Individuals and families should:

• Continue staying at home to the greatest extent possible and only travel for essential activities.

• Stay within 10 miles of home or inside your primary county of residence when recreating.

• Only participate in solo recreation or recreation that involves just your household members.

• Limit gatherings to less than 10 people, including graduation parties.

• Travel should be for essential activities only, not leisure or vacation.

• Practice best personal hygiene (wash hands, cover coughs, do not touch your face, stay home if you are sick).

• Campgrounds, picnic areas, and playgrounds are closed except for Colorado Parks and Wildlife campgrounds

For businesses and lodging:

• Retail, personal services and other businesses can be open with strict social distancing and cleaning requirements.

• Restaurants shall remain closed to on-premises consumption (take-out and delivery is permitted).

• On-premise drinking establishments such as bars, brew pubs, wineries and tasting rooms shall remain closed.

• Short-term lodging, such as vacation-style rentals, VRBOs, Airbnbs, cabins and hotels/motels are closed for leisure stays. Many people live in hotels and some essential workers require use of them, so they are continuing to operate as critical.
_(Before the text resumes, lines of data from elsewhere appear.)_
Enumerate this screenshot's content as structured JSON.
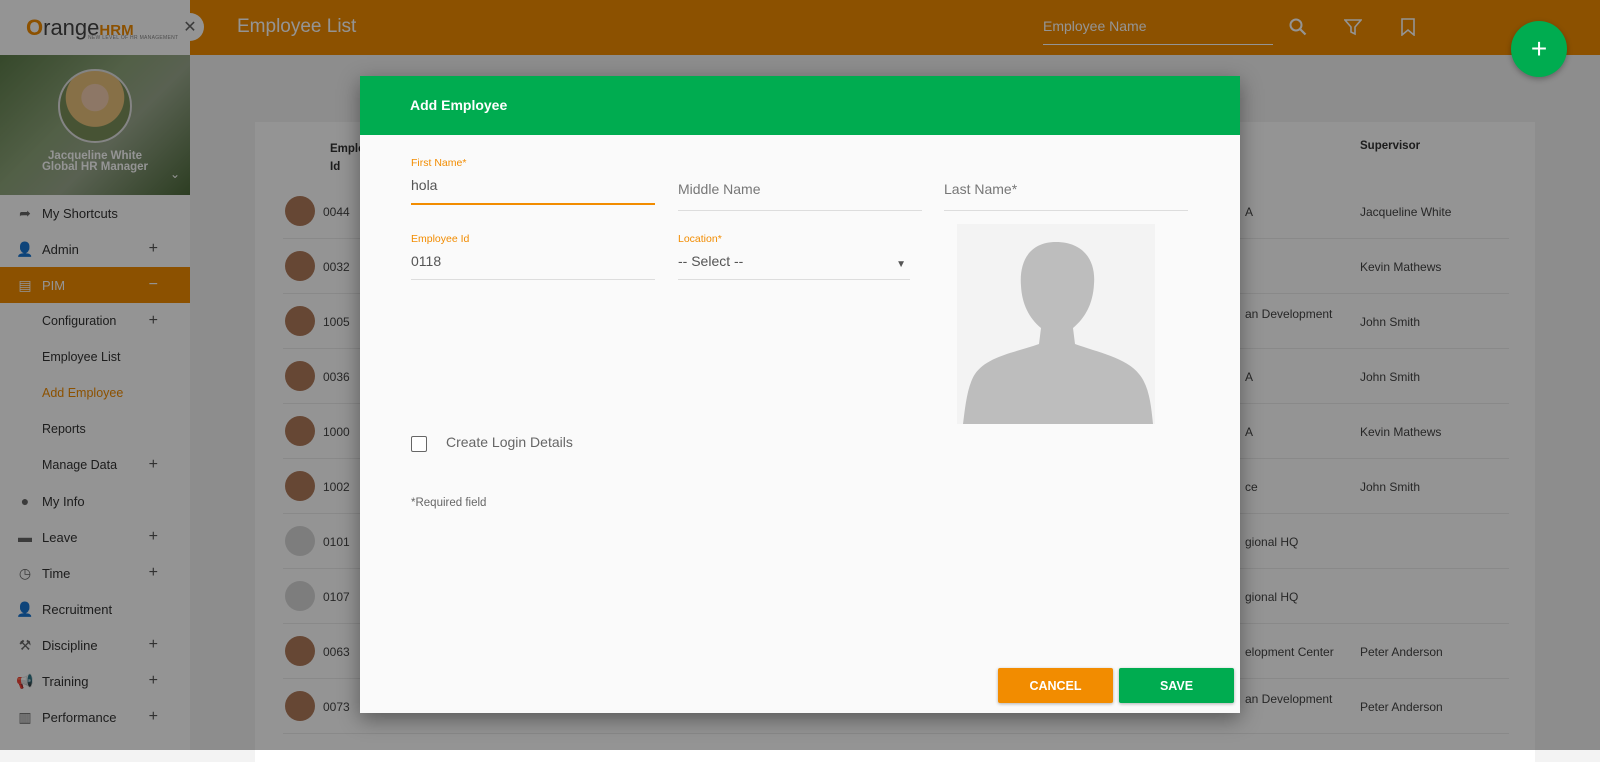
{
  "brand": {
    "logo_o": "O",
    "logo_range": "range",
    "logo_hrm": "HRM",
    "tagline": "NEW LEVEL OF HR MANAGEMENT"
  },
  "user": {
    "name": "Jacqueline White",
    "role": "Global HR Manager"
  },
  "sidebar": {
    "items": [
      {
        "label": "My Shortcuts",
        "icon": "share-arrow-icon"
      },
      {
        "label": "Admin",
        "icon": "user-gear-icon",
        "expand": "+"
      },
      {
        "label": "PIM",
        "icon": "id-card-icon",
        "expand": "−",
        "active": true
      },
      {
        "label": "Configuration",
        "expand": "+"
      },
      {
        "label": "Employee List"
      },
      {
        "label": "Add Employee",
        "current": true
      },
      {
        "label": "Reports"
      },
      {
        "label": "Manage Data",
        "expand": "+"
      },
      {
        "label": "My Info",
        "icon": "user-circle-icon"
      },
      {
        "label": "Leave",
        "icon": "briefcase-icon",
        "expand": "+"
      },
      {
        "label": "Time",
        "icon": "clock-icon",
        "expand": "+"
      },
      {
        "label": "Recruitment",
        "icon": "user-check-icon"
      },
      {
        "label": "Discipline",
        "icon": "gavel-icon",
        "expand": "+"
      },
      {
        "label": "Training",
        "icon": "megaphone-icon",
        "expand": "+"
      },
      {
        "label": "Performance",
        "icon": "bar-chart-icon",
        "expand": "+"
      }
    ]
  },
  "header": {
    "title": "Employee List",
    "search_placeholder": "Employee Name",
    "fab": "+"
  },
  "table": {
    "headers": {
      "id": "Employee Id",
      "supervisor": "Supervisor"
    },
    "rows": [
      {
        "id": "0044",
        "right": "A",
        "supervisor": "Jacqueline White"
      },
      {
        "id": "0032",
        "right": "",
        "supervisor": "Kevin Mathews"
      },
      {
        "id": "1005",
        "right": "an Development",
        "supervisor": "John Smith"
      },
      {
        "id": "0036",
        "right": "A",
        "supervisor": "John Smith"
      },
      {
        "id": "1000",
        "right": "A",
        "supervisor": "Kevin Mathews"
      },
      {
        "id": "1002",
        "right": "ce",
        "supervisor": "John Smith"
      },
      {
        "id": "0101",
        "right": "gional HQ",
        "supervisor": ""
      },
      {
        "id": "0107",
        "right": "gional HQ",
        "supervisor": ""
      },
      {
        "id": "0063",
        "right": "elopment Center",
        "supervisor": "Peter Anderson"
      },
      {
        "id": "0073",
        "right": "an Development",
        "supervisor": "Peter Anderson"
      }
    ]
  },
  "modal": {
    "title": "Add Employee",
    "first_name": {
      "label": "First Name*",
      "value": "hola"
    },
    "middle_name": {
      "placeholder": "Middle Name"
    },
    "last_name": {
      "placeholder": "Last Name*"
    },
    "employee_id": {
      "label": "Employee Id",
      "value": "0118"
    },
    "location": {
      "label": "Location*",
      "value": "-- Select --"
    },
    "create_login": "Create Login Details",
    "required_note": "*Required field",
    "cancel": "CANCEL",
    "save": "SAVE"
  },
  "colors": {
    "orange": "#f28c00",
    "green": "#00ac50"
  }
}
Longer term stays, where an individual is using the space as a residence rather than a short-term accommodation, is not restricted.

“We understand that we cannot enforce who is staying at hotels and that some people may be using them to recreate outside of their communities,” the county acknowledged. “However, the intent behind restricting short-term, vacation-style rentals is to encourage compliance with not recreating more than 10 miles from your home.”

The state’s safer at home order banning short-term lodging does not expire until May 26.